In this publication, we focus on the first, i.e., ‘Systems thinking competence’, as it is in our view, a core competence.
“Competence” or “Competency”
Both forms are acceptable. In this book, we use “competence”, except in the section above. In the publication referred to, “competency” has been used. We have retained this form in the material quoted from UNESCO (2017).
In this manual, we describe Systems Thinking Competence as follows,
Systems thinking is the ability to describe and/ or visualise a part of a complex reality, express that part of reality as a model, understand the model as a system, use the model to explain the behaviour of the system, anticipate the behaviour of the system, and evaluate its impacts on sustainable development, identify potential points of, and types of interventions, generate options to act, assess their impacts in the frame of sustainable development, and decide whether further actions are necessary or not.

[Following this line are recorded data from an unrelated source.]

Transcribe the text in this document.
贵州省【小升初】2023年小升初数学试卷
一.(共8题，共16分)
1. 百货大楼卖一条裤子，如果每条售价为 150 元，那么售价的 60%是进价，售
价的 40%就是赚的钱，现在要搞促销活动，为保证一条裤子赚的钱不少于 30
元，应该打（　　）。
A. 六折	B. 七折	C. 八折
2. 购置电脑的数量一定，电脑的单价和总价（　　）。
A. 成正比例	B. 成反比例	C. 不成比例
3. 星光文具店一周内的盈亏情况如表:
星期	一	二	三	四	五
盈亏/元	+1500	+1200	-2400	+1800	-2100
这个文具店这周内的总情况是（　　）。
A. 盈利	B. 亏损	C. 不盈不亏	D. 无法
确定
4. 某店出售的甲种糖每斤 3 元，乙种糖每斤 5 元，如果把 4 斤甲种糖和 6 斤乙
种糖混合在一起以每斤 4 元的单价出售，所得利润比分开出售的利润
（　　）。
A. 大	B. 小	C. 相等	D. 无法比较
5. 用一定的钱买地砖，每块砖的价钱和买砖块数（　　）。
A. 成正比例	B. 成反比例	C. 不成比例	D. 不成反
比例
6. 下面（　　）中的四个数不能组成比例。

(Based on Frischknecht-Tobler, U., Nagel U., Seyboldt H.(2008))
In order to make it clearer for learning practice:
Systems thinking competence is the
- Ability to describe and/ or visualise a part of a complex reality,
- Express that part of reality as a model,
- Understand the model as a system,
- Use the model to explain the behaviour of the system,
- Anticipate the behaviour of the system,
- Evaluate its impacts on sustainable development,
- Identify potential points of, and
- Types of interventions,
- Generate options to act,
- Assess their impacts in the frame of sustainable development, and decide whether further actions are necessary or not.
In this manual, each of these components of the definition is detailed out as a step with suggested activities and learning methods and two examples.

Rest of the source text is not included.